Market Equilibrium
When quantity demanded is equal to quantity supplied, and there is no tendency for the price to change.
On a graph, this point is called the equilibrium point and it determines the equilibrium price and equilibrium quantity (see Figure 1 below).
Figure 1 showcases the market for $Pencils$, with consumers having a demand shown by curve $D$ and producers having a supply shown by curve $S$ on the diagram below.
Consider the market at price $P_1$. Here the quantity demanded is $Q_1$ and the quantity supplied is $Q_2$.
- At this high price, the quantity demanded of the good is less than the quantity supplied.
- Therefore there is excess supply in the market, or surplus.
Surplus
The extra supply that results when quantity supplied is greater than quantity demanded.
Students often think surplus is caused by "overproduction."
While true in part, the real issue is that the price is too high, discouraging consumers from purchasing the product.
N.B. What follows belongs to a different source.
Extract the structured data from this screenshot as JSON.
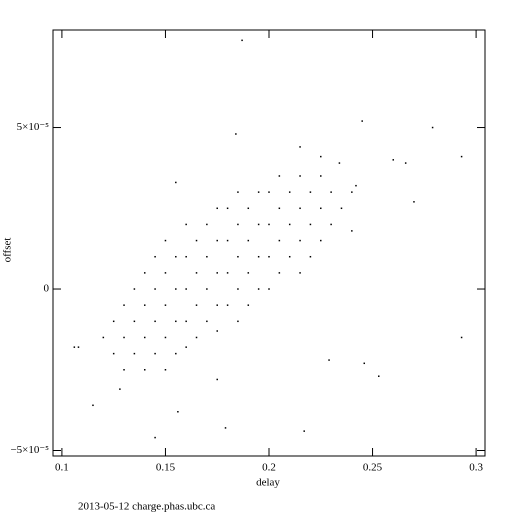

Similarly, consider $P_2$. Here the quantity demanded is $Q_2$ and the quantity supplied is $Q_1$.
- At this low price, the quantity demanded of the good is more than the quantity supplied.
- Therefore there is excess demand in the market, or shortage.
Shortage
The excess of quantity demanded over quantity supplied.
Excess supply and excess demand lead to market equilibrium
Market Equilibrium
When quantity demanded is equal to quantity supplied, and there is no tendency for the price to change.
When there is excess supply, there is a downward pressure on the price:
- Quantity supplied is higher than quantity demanded, $Q_2>Q_1$.
- Producers cannot sell all of their supply and thus will lower prices to encourage consumers to buy their good or service.
- Therefore, as long as there is excess supply, there will be a downward pressure on the price until it reaches $P_e$ and the market is cleared.
When there is excess demand, there is an upward pressure on the price:
- Quantity supplied is lower than quantity demanded, $Q_1 < Q_2$.
- Producers quickly sell their supply and realize more people still demanding their good or service.
- Thus they will increase the price so they can produce more and benefit off the high demand.
- The higher price will start to reduce some of the quantity demanded.
- This will keep happening as long as there is excess demand and through the upward pressure on price till $P_e$.
Hence, whenever there is an excess supply or excess demand:
- The prices will change until the equilibrium price $P_e$ is reached.
- At the equilibrium price $P_e$, there is an equilibrium in the quantity supplied and demanded. This quantity is referred to as the equilibrium quantity $Q_e$.
- This point is the market equilibrium: the forces of supply and demand are balanced since there is no price pressures.
- Any other pricing will lead to a disequilibrium in the market.